Some economists might interpret all this primping and preening as something they call a "signaling device." For professionals, spending all this time and money on your appearance might signal to your colleagues that you’re aware of social cues and that you care about how other people perceive you – not terrible skills for the workplace. Another theory is that grooming in socially accepted ways signals adherence to the dominant ideas about masculinity and femininity in our culture, a practice that American workplaces may reward.
But the question still remains why these practices are typically more important for women than men. Wong and Penner agree that there are a few possibilities.
One is that women just have a wider range of beauty practices available to them – they can go to work in suits or maxi dresses, stilettos or brogues. They can wear their hair long or short, and wear makeup, or not. Men, in contrast, have a much more limited set of socially acceptable options for presenting themselves as professionals -- relatively short hair, shirts and ties, perhaps a Marco Rubio boot if they're feeling adventurous. From this perspective, women’s beauty practices might be seen primarily as a form of creative self-expression – a view that many women do endorse.

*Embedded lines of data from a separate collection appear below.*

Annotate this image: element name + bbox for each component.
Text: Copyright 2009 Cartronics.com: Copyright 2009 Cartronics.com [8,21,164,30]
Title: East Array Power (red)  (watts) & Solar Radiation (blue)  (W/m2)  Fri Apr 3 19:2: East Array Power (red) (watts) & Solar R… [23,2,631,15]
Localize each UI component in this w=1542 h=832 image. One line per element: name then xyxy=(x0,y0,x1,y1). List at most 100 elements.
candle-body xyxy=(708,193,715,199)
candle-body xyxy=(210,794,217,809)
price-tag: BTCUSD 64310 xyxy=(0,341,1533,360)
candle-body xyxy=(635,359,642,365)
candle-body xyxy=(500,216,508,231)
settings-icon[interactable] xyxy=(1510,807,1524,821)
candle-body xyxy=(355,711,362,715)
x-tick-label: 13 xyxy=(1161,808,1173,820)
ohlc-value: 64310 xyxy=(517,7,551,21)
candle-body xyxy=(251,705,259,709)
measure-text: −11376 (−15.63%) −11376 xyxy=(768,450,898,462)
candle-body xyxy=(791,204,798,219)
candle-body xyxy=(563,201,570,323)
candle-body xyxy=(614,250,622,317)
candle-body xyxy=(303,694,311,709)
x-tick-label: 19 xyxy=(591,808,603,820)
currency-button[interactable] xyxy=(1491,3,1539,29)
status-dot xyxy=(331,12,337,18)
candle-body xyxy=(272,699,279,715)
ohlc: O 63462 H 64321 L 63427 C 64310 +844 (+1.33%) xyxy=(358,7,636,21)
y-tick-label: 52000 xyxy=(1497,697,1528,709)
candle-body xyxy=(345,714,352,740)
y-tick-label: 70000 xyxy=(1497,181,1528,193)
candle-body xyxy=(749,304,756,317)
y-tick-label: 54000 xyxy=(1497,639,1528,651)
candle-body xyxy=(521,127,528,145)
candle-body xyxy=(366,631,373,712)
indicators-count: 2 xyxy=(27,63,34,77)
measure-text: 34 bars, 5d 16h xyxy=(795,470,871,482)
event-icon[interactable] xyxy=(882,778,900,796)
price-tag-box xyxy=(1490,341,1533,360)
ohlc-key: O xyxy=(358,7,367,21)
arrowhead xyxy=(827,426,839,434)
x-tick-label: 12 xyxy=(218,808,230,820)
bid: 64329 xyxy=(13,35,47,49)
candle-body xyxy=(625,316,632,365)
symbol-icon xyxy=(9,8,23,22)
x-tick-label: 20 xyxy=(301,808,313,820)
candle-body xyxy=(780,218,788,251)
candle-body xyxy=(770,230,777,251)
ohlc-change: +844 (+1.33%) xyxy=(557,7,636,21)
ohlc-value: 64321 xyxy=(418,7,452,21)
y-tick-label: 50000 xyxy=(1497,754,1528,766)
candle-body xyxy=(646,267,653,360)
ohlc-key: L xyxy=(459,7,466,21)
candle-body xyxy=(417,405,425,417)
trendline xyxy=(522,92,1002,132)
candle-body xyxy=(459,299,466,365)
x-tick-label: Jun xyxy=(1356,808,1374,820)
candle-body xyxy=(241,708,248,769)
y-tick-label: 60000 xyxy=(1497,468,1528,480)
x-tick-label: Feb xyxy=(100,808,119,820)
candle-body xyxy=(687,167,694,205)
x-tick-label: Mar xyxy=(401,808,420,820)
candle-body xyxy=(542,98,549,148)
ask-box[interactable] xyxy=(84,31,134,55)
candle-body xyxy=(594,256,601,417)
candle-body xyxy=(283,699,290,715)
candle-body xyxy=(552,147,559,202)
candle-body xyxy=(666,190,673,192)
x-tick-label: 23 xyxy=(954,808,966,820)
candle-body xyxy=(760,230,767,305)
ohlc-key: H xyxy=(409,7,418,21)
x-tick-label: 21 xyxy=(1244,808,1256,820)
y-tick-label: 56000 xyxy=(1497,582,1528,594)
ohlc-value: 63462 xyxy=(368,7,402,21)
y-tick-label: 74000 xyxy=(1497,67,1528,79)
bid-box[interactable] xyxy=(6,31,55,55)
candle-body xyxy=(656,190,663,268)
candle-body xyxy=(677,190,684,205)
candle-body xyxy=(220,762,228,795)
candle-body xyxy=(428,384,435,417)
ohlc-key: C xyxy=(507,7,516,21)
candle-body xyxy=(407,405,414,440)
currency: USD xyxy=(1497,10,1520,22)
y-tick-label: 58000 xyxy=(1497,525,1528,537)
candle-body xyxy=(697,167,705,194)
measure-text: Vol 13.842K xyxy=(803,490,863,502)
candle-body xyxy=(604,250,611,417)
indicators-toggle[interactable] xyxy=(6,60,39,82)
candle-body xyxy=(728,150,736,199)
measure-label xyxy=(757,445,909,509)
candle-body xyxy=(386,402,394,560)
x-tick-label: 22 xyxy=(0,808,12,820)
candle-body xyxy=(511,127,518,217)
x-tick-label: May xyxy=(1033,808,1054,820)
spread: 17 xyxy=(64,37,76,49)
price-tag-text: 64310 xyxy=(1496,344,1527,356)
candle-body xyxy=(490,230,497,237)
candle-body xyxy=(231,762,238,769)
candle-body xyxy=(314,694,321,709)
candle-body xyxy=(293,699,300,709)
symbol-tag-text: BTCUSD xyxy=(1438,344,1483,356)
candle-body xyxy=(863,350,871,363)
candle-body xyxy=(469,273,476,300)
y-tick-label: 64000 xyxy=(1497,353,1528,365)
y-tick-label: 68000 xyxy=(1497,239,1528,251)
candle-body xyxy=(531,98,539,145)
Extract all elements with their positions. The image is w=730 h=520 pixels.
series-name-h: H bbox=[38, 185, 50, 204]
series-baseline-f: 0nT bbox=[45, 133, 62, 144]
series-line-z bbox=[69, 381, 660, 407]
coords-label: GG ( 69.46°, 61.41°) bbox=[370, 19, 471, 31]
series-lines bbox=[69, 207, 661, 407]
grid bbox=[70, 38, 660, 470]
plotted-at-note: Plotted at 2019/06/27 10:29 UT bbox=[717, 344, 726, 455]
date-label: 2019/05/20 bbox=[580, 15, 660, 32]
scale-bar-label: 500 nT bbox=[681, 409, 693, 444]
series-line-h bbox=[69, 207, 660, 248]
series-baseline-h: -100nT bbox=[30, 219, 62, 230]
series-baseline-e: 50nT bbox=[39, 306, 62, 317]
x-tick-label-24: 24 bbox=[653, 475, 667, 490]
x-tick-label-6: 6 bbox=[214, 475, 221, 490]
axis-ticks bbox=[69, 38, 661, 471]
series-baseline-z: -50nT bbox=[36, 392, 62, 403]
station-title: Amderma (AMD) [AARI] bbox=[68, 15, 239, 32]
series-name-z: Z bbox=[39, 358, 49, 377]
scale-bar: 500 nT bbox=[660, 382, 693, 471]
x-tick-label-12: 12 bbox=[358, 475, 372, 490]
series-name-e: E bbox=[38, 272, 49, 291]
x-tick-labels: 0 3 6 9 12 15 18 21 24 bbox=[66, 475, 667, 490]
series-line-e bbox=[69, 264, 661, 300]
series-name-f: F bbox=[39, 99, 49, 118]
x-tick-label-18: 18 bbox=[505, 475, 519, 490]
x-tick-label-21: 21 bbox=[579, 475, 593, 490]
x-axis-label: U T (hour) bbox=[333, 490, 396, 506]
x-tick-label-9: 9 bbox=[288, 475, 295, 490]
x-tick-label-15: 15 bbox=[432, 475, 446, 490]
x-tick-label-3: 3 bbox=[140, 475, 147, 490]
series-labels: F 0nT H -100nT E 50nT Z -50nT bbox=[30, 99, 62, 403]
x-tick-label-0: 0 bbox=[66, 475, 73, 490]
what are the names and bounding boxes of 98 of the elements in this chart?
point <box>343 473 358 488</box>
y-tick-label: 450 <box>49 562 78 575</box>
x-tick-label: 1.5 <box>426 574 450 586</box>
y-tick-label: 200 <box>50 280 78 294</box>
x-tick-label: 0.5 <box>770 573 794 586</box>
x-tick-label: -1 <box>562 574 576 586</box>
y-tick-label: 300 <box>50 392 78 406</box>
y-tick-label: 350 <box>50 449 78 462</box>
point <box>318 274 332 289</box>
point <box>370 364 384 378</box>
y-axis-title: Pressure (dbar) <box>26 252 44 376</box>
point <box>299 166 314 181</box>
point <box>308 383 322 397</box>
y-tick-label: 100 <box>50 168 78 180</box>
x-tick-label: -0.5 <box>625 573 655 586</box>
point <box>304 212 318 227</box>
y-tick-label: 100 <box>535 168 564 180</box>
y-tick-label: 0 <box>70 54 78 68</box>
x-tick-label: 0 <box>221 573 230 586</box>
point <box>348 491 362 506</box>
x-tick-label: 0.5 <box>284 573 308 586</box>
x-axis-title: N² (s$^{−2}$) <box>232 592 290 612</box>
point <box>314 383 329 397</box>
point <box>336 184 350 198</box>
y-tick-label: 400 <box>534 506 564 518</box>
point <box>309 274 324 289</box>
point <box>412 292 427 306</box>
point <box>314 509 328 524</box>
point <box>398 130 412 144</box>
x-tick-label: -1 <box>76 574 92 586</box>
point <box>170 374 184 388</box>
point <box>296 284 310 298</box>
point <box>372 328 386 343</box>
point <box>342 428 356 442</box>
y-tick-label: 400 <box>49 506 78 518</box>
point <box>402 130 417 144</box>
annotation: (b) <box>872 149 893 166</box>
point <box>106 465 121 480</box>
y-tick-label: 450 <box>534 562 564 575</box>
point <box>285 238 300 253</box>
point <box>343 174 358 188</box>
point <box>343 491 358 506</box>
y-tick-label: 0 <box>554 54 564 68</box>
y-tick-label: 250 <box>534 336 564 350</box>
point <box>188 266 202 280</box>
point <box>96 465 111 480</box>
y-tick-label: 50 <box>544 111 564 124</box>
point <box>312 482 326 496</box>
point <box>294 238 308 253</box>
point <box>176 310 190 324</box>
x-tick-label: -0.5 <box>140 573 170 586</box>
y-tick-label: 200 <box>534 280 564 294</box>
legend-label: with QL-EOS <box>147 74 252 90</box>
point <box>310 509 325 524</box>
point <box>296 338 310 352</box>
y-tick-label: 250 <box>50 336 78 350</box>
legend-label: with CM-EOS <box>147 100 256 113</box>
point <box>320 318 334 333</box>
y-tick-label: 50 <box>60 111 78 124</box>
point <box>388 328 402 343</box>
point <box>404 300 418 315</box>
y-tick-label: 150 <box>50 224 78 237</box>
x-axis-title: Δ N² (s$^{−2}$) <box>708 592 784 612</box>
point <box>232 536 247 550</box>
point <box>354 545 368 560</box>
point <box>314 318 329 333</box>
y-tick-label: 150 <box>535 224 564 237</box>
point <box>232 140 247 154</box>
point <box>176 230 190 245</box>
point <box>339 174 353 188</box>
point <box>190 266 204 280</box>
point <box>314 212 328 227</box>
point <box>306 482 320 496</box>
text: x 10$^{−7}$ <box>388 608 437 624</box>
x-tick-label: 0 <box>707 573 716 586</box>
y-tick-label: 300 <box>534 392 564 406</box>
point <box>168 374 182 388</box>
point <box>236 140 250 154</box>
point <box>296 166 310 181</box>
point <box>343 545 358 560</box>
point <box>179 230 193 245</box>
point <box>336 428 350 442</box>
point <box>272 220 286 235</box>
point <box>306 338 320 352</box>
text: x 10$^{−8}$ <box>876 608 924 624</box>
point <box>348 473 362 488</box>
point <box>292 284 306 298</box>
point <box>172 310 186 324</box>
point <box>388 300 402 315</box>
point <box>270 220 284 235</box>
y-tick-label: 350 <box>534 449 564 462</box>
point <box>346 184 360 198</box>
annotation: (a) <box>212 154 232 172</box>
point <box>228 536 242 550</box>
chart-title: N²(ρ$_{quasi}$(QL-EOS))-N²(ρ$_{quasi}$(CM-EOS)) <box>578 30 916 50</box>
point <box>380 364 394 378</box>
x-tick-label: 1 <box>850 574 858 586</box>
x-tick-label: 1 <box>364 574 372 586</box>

But there are more sinister theories as well. One is that these gender differences are the result of a cultural tendency to monitor women’s behavior more than men’s, in ways that keep women distracted from really achieving power. Wong quotes Naomi Wolf, a third-wave feminist who argues that unrealistic standards of beauty that women are encouraged to pursue – an ideal she calls “the beauty myth” – is ultimately a way to control and constrain women’s behavior.
Wong says that both explanations probably have some truth. "I think that we more readily judge women, and so this presentation becomes so important to them," she says.